Making it all about the learning.

Last week I was able to spend a week learning from the wonderful people at the Jewish Women's Archive as they were teaching us how to use this online archive in our schools, especially the Living the Legacy curriculum.  The curriculum teaches about the role of Jewish women in the civil rights movement and by extention other Jewish participation in this amazing event that changed the world we live in it.  One statistic that struck me is that some estimates suggest nearly half the white women who went South to work for civil rights from the north had Jewish heritage as part of their family history.  These were mostly women of privledge who saw the injustice and wanted to change it.  This story is important and visiting the archive website and learning about these extraordinary women would be well worth you time. 

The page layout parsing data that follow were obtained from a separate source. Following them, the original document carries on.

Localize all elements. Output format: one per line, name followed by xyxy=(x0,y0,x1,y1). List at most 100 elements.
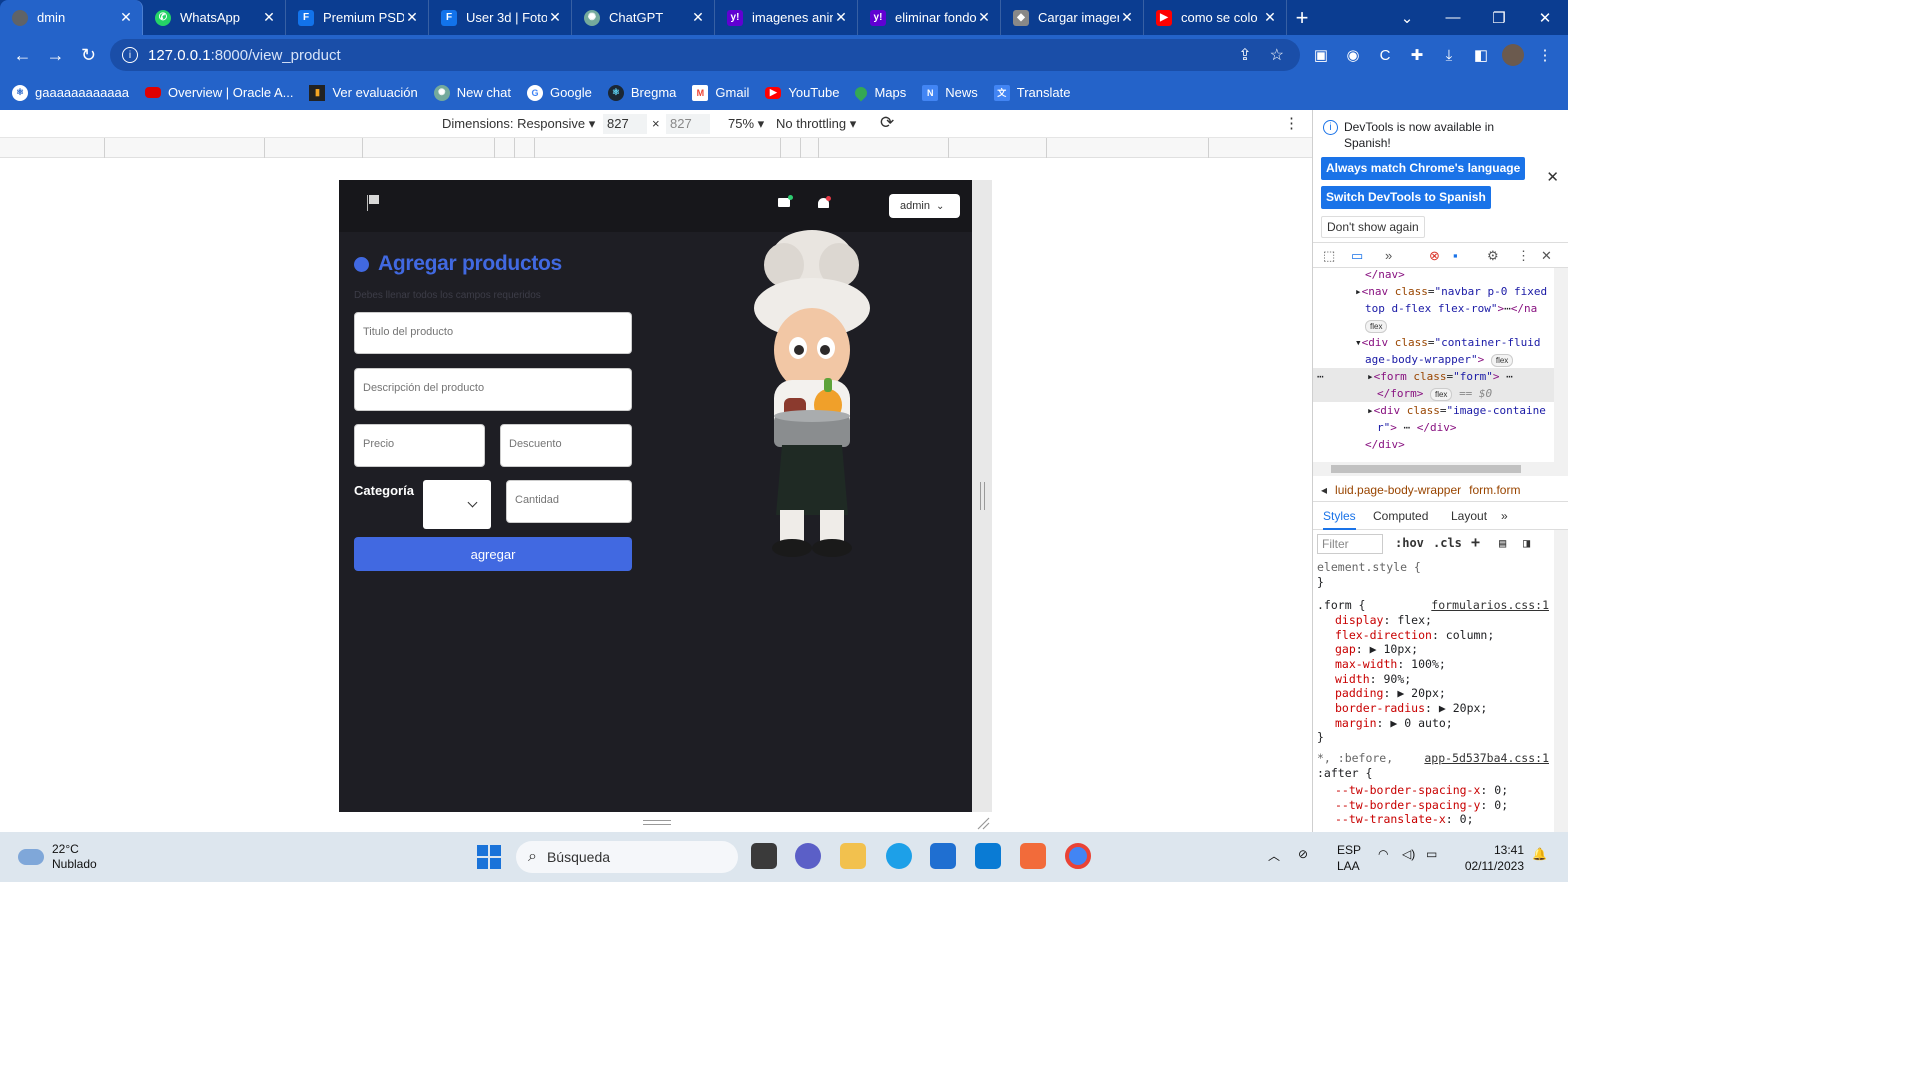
zoom-dropdown[interactable]: 75% ▾ xyxy=(728,116,764,132)
resize-handle-icon[interactable] xyxy=(980,482,985,510)
kebab-menu-icon[interactable]: ⋮ xyxy=(1517,248,1530,264)
side-panel-icon[interactable]: ◧ xyxy=(1470,44,1492,66)
tab-search-icon[interactable]: ⌄ xyxy=(1384,0,1430,35)
close-tab-icon[interactable]: ✕ xyxy=(261,9,277,26)
switch-spanish-button[interactable]: Switch DevTools to Spanish xyxy=(1321,186,1491,209)
style-property[interactable]: --tw-border-spacing-x: 0; xyxy=(1335,783,1508,798)
extension-icon[interactable]: C xyxy=(1374,44,1396,66)
tab-layout[interactable]: Layout xyxy=(1451,509,1487,523)
browser-tab[interactable]: ✆ WhatsApp ✕ xyxy=(143,0,286,35)
bookmark-item[interactable]: ✺ New chat xyxy=(433,84,511,101)
style-property[interactable]: display: flex; xyxy=(1335,613,1432,628)
minimize-button[interactable]: — xyxy=(1430,0,1476,35)
dom-node[interactable]: ▸<div class="image-containe xyxy=(1367,402,1546,419)
extension-icon[interactable]: ◉ xyxy=(1342,44,1364,66)
close-tab-icon[interactable]: ✕ xyxy=(1119,9,1135,26)
browser-tab[interactable]: ✺ ChatGPT ✕ xyxy=(572,0,715,35)
dom-node[interactable]: ▸<nav class="navbar p-0 fixed xyxy=(1355,283,1547,300)
close-window-button[interactable]: ✕ xyxy=(1522,0,1568,35)
browser-tab[interactable]: y! imagenes anim ✕ xyxy=(715,0,858,35)
browser-tab[interactable]: F User 3d | Foto ✕ xyxy=(429,0,572,35)
file-explorer-icon[interactable] xyxy=(840,843,866,869)
dom-node[interactable]: ▾<div class="container-fluid xyxy=(1355,334,1540,351)
admin-dropdown[interactable]: admin ⌄ xyxy=(889,194,960,218)
tray-chevron-icon[interactable]: ︿ xyxy=(1268,847,1280,864)
height-input[interactable]: 827 xyxy=(666,114,710,134)
avatar[interactable] xyxy=(1502,44,1524,66)
style-property[interactable]: --tw-translate-x: 0; xyxy=(1335,812,1474,827)
more-tabs-icon[interactable]: » xyxy=(1501,509,1508,523)
style-property[interactable]: width: 90%; xyxy=(1335,672,1411,687)
bookmark-item[interactable]: Maps xyxy=(852,84,906,101)
price-input[interactable]: Precio xyxy=(354,424,485,467)
mail-icon[interactable] xyxy=(778,195,793,207)
close-tab-icon[interactable]: ✕ xyxy=(1262,9,1278,26)
style-property[interactable]: max-width: 100%; xyxy=(1335,657,1446,672)
dimensions-dropdown[interactable]: Dimensions: Responsive ▾ xyxy=(442,116,595,132)
close-tab-icon[interactable]: ✕ xyxy=(833,9,849,26)
bookmark-item[interactable]: M Gmail xyxy=(692,84,749,101)
rule-source-link[interactable]: formularios.css:1 xyxy=(1431,598,1549,613)
language-indicator[interactable]: ESP LAA xyxy=(1337,842,1361,874)
more-options-icon[interactable]: ⋮ xyxy=(1284,114,1299,132)
flex-badge[interactable]: flex xyxy=(1365,317,1388,334)
browser-tab[interactable]: dmin ✕ xyxy=(0,0,143,35)
network-warning-icon[interactable]: ⊘ xyxy=(1298,847,1308,861)
vscode-icon[interactable] xyxy=(975,843,1001,869)
throttling-dropdown[interactable]: No throttling ▾ xyxy=(776,116,856,132)
resize-handle-icon[interactable] xyxy=(643,820,671,825)
back-icon[interactable]: ← xyxy=(6,45,39,66)
close-tab-icon[interactable]: ✕ xyxy=(976,9,992,26)
bell-icon[interactable] xyxy=(818,196,831,209)
quantity-input[interactable]: Cantidad xyxy=(506,480,632,523)
device-toggle-icon[interactable]: ▭ xyxy=(1351,248,1363,264)
url-input[interactable]: i 127.0.0.1:8000/view_product ⇪ ☆ xyxy=(110,39,1300,71)
styles-scrollbar[interactable] xyxy=(1554,530,1568,832)
close-tab-icon[interactable]: ✕ xyxy=(690,9,706,26)
close-devtools-icon[interactable]: ✕ xyxy=(1541,248,1552,264)
volume-icon[interactable]: ◁) xyxy=(1402,847,1415,861)
rotate-icon[interactable]: ⟳ xyxy=(880,113,894,133)
rule-source-link[interactable]: app-5d537ba4.css:1 xyxy=(1424,751,1549,766)
logo-broken-image-icon[interactable] xyxy=(367,195,381,211)
style-property[interactable]: padding: ▶ 20px; xyxy=(1335,686,1446,701)
sidebar-toggle-icon[interactable]: ◨ xyxy=(1523,536,1530,550)
new-tab-button[interactable]: + xyxy=(1287,0,1317,35)
bookmark-item[interactable]: ⚛ Bregma xyxy=(607,84,676,101)
tab-computed[interactable]: Computed xyxy=(1373,509,1428,523)
style-property[interactable]: margin: ▶ 0 auto; xyxy=(1335,716,1453,731)
teams-icon[interactable] xyxy=(795,843,821,869)
dom-node-form[interactable]: ▸<form class="form"> ⋯ xyxy=(1367,368,1513,385)
taskbar-search[interactable]: ⌕ Búsqueda xyxy=(516,841,738,873)
crumb-left-icon[interactable]: ◂ xyxy=(1321,483,1327,497)
download-icon[interactable]: ⤓ xyxy=(1438,44,1460,66)
dom-node[interactable]: </nav> xyxy=(1365,266,1405,283)
site-info-icon[interactable]: i xyxy=(122,47,138,63)
store-icon[interactable] xyxy=(930,843,956,869)
bookmark-item[interactable]: Overview | Oracle A... xyxy=(145,85,293,100)
add-rule-icon[interactable]: + xyxy=(1471,533,1480,551)
close-tab-icon[interactable]: ✕ xyxy=(404,9,420,26)
extension-on-icon[interactable]: ▣ xyxy=(1310,44,1332,66)
browser-tab[interactable]: ▶ como se colo ✕ xyxy=(1144,0,1287,35)
title-input[interactable]: Titulo del producto xyxy=(354,312,632,354)
bookmark-star-icon[interactable]: ☆ xyxy=(1270,45,1284,65)
wifi-icon[interactable]: ◠ xyxy=(1378,847,1388,861)
ellipsis-icon[interactable]: ⋯ xyxy=(1317,368,1324,385)
style-property[interactable]: border-radius: ▶ 20px; xyxy=(1335,701,1487,716)
settings-gear-icon[interactable]: ⚙ xyxy=(1487,248,1499,264)
close-tab-icon[interactable]: ✕ xyxy=(547,9,563,26)
error-icon[interactable]: ⊗ xyxy=(1429,248,1440,264)
elements-scrollbar[interactable] xyxy=(1554,268,1568,462)
add-product-button[interactable]: agregar xyxy=(354,537,632,571)
description-input[interactable]: Descripción del producto xyxy=(354,368,632,411)
issues-icon[interactable]: ▪ xyxy=(1453,248,1458,263)
edge-icon[interactable] xyxy=(886,843,912,869)
filter-input[interactable]: Filter xyxy=(1317,534,1383,554)
notification-bell-icon[interactable]: 🔔 xyxy=(1532,847,1547,861)
forward-icon[interactable]: → xyxy=(39,45,72,66)
dont-show-button[interactable]: Don't show again xyxy=(1321,216,1425,238)
browser-tab[interactable]: F Premium PSD ✕ xyxy=(286,0,429,35)
bookmark-item[interactable]: ⚛ gaaaaaaaaaaaa xyxy=(12,84,129,101)
browser-tab[interactable]: ◆ Cargar imagen ✕ xyxy=(1001,0,1144,35)
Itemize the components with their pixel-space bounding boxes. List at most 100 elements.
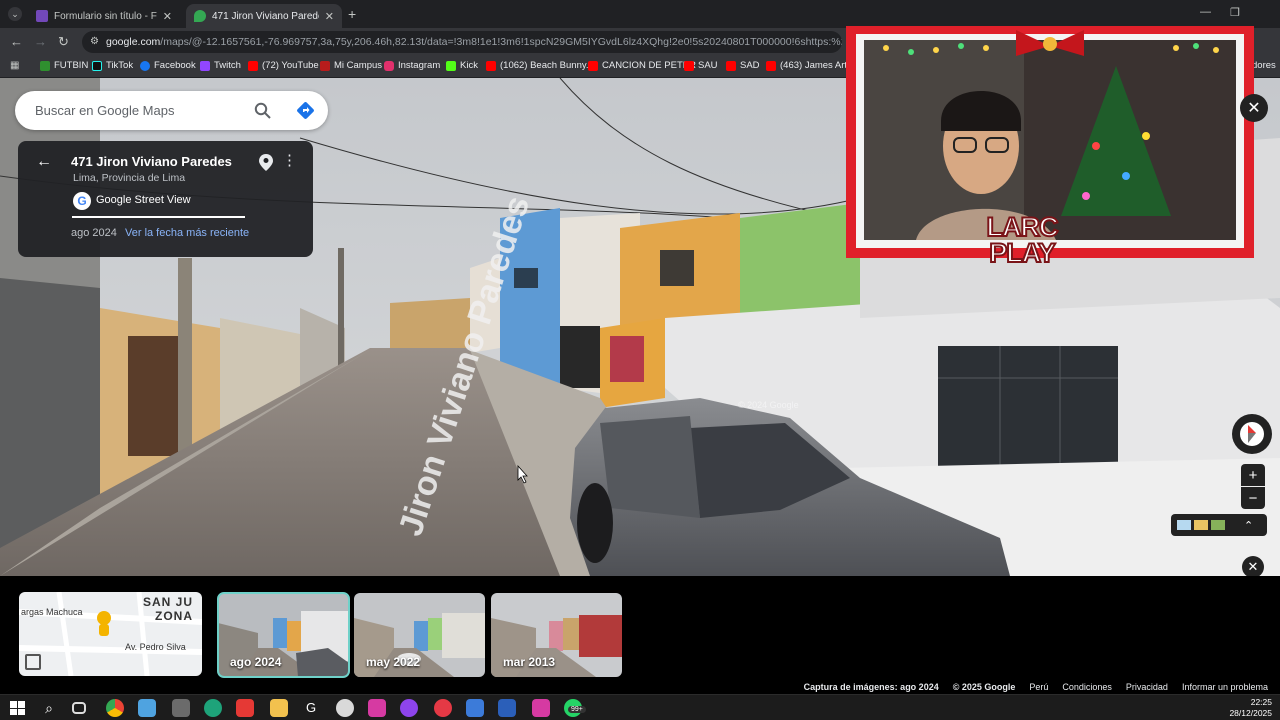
url-host: google.com [106,36,161,48]
layer-thumb-icon [1211,520,1225,530]
layer-thumb-icon [1194,520,1208,530]
tab-search-icon[interactable]: ⌄ [8,7,22,21]
location-title: 471 Jiron Viviano Paredes [71,154,232,169]
app-icon[interactable] [236,699,254,717]
timeline-thumb[interactable]: mar 2013 [491,593,622,677]
youtube-icon [486,60,496,71]
bookmark-label: (72) YouTube [262,60,319,71]
apps-grid-icon[interactable]: ▦ [10,60,19,71]
site-info-icon[interactable]: ⚙ [90,36,99,47]
clock-date: 28/12/2025 [1229,708,1272,718]
bookmark[interactable]: TikTok [92,60,133,71]
report-problem-link[interactable]: Informar un problema [1182,682,1268,692]
capture-date: ago 2024 [71,227,117,239]
chrome-icon[interactable] [106,699,124,717]
app-icon[interactable] [336,699,354,717]
bookmark[interactable]: CANCION DE PETER [588,60,696,71]
app-icon[interactable] [400,699,418,717]
app-icon[interactable] [368,699,386,717]
bookmark[interactable]: SAU [684,60,718,71]
url-path: /maps/@-12.1657561,-76.969757,3a,75y,206… [160,36,842,48]
windows-start-icon[interactable] [8,699,26,717]
bookmark[interactable]: FUTBIN [40,60,88,71]
app-icon[interactable]: G [302,699,320,717]
close-street-view-button[interactable]: ✕ [1240,94,1268,122]
terms-link[interactable]: Condiciones [1062,682,1112,692]
latest-date-link[interactable]: Ver la fecha más reciente [125,227,249,239]
zoom-in-button[interactable]: + [1241,464,1265,486]
app-icon[interactable] [532,699,550,717]
bookmark[interactable]: SAD [726,60,760,71]
bookmark[interactable]: (72) YouTube [248,60,319,71]
address-bar[interactable]: ⚙ google.com/maps/@-12.1657561,-76.96975… [82,31,842,53]
maps-search-box[interactable]: Buscar en Google Maps [15,91,328,130]
task-view-icon[interactable] [72,702,86,714]
street-label: argas Machuca [21,607,83,617]
search-icon[interactable]: ⌕ [40,699,58,717]
layer-thumb-icon [1177,520,1191,530]
maps-icon [194,10,206,22]
new-tab-button[interactable]: + [348,6,356,22]
timeline-date: mar 2013 [503,655,556,669]
kick-icon [446,60,456,71]
search-icon[interactable] [254,102,271,119]
layers-panel-button[interactable]: ⌃ [1171,514,1267,536]
bookmark[interactable]: Mi Campus [320,60,382,71]
bookmark[interactable]: Facebook [140,60,196,71]
zoom-out-button[interactable]: − [1241,487,1265,509]
bookmark[interactable]: (1062) Beach Bunny... [486,60,594,71]
timeline-thumb[interactable]: ago 2024 [217,592,350,678]
calculator-icon[interactable] [466,699,484,717]
forward-icon[interactable]: → [34,34,47,50]
minimize-icon[interactable]: — [1200,6,1211,18]
twitch-icon [200,60,210,71]
youtube-icon [588,60,598,71]
store-icon[interactable] [138,699,156,717]
close-tab-icon[interactable]: ✕ [163,10,172,23]
app-icon[interactable] [434,699,452,717]
search-input[interactable]: Buscar en Google Maps [35,103,174,118]
bookmark-label: dores [1252,60,1276,71]
file-explorer-icon[interactable] [270,699,288,717]
compass-button[interactable] [1232,414,1272,454]
back-icon[interactable]: ← [10,34,23,50]
expand-map-icon[interactable] [25,654,41,670]
country-link[interactable]: Perú [1029,682,1048,692]
brand-line-2: PLAY [988,238,1057,268]
app-icon[interactable] [172,699,190,717]
more-options-icon[interactable]: ⋮ [282,153,297,168]
timeline-thumb[interactable]: may 2022 [354,593,485,677]
all-bookmarks[interactable]: dores [1252,60,1276,71]
street-view-source-link[interactable]: Google Street View [96,194,191,206]
divider [72,216,245,218]
tab-forms[interactable]: Formulario sin título - Formular ✕ [28,4,180,28]
google-logo-icon: G [73,192,91,210]
brand-line-1: LARC [986,212,1060,242]
system-clock[interactable]: 22:25 28/12/2025 [1229,697,1272,719]
restore-icon[interactable]: ❐ [1230,6,1240,19]
directions-icon[interactable] [296,101,315,120]
bookmark-label: Instagram [398,60,441,71]
bookmark[interactable]: Kick [446,60,478,71]
close-tab-icon[interactable]: ✕ [325,10,334,23]
timeline-date: may 2022 [366,655,421,669]
edge-icon[interactable] [204,699,222,717]
bookmark-label: CANCION DE PETER [602,60,696,71]
back-arrow-icon[interactable]: ← [36,153,52,171]
capture-info: Captura de imágenes: ago 2024 [803,682,939,692]
minimap[interactable]: SAN JU ZONA argas Machuca Av. Pedro Silv… [19,592,202,676]
instagram-icon [384,60,394,71]
close-filmstrip-button[interactable]: ✕ [1242,556,1264,578]
facebook-icon [140,60,150,71]
word-icon[interactable] [498,699,516,717]
reload-icon[interactable]: ↻ [58,34,69,50]
map-pin-icon[interactable] [259,154,273,171]
forms-icon [36,10,48,22]
tab-maps[interactable]: 471 Jiron Viviano Paredes - Goo ✕ [186,4,342,28]
street-view-timeline: SAN JU ZONA argas Machuca Av. Pedro Silv… [0,576,1280,694]
youtube-icon [248,60,258,71]
bookmark[interactable]: Twitch [200,60,241,71]
privacy-link[interactable]: Privacidad [1126,682,1168,692]
copyright: © 2025 Google [952,682,1016,692]
bookmark[interactable]: Instagram [384,60,440,71]
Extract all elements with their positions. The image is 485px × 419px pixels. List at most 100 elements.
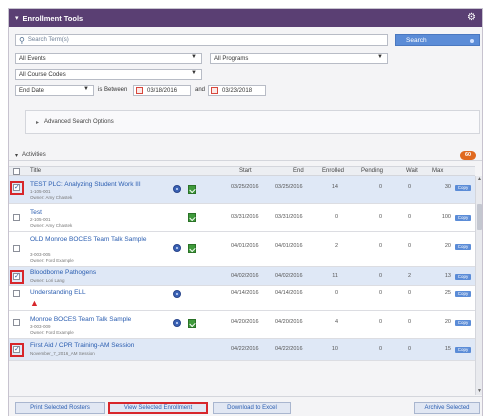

But what was interesting was I was the only man in a group of 25 Jewish educators from around the country and Canada.  While this was not an unusual position for me to have been in in my career.  I knew a couple of the people before I came, recognized a few more from other conferences, and many were complete strangers.  What was amazing was how quickly we became a community.  As an obvious outsider it would have been easy to be held responsible for the sexism of the past and in many cases the present.  (I did occassionally cringe when some spoke of their helpless husbands suffering back home).  But we represented what truly illustrates the theme of my multicultural workshop "The Diversity of a Dozen Eggs".  We were born Jews and Jews by Choice, Orthodox, Conservative, Reconstructionist, Reform, and Secular Humanist, we were Rabbis, lay synagogue professionals, lawyers, writers, and many professions I can't remember, we were Jews who kept kosher and some who loved bacon, we were Jews who love services and Jews who never attend, we were Jews who feel God in every tiny detail of the world, and those who are comfortable in their doubt of God's existence.  But we were all there for one thing.  We were all there to become better educators and we wanted to bring voice to the voiceless of history.  What turned out is that we all learned from each other, we all shared with each other, we all felt connected to each other.  So often the walls that separate us make it hard for us to access all we can be.  If anything was accomplished this week was to show me that when I think of my experiences for the week, I will always remember that teachers who think outside the box to instill the wonders of Judaism to the next generation. I will remember how we worked together to find ways to modify the curriculum for our particular setting.  I will remember the discussions of sustainable food and traffic on 128.  I won't remember where these women daven, or how they say the blessings, or if full kriah is important to them.  And that will always make me smile.  We came together in diversity and left in unity without compromising that diversity.  Hazah to all the women I learned from and to Etta, Judith and the entire staff of JWA.  Thank you for making my summer learning useful and reenergizing. 


lottie said…
Wonderful blog, George! Thank you for sharing such a wonderful articulation of our shared experience.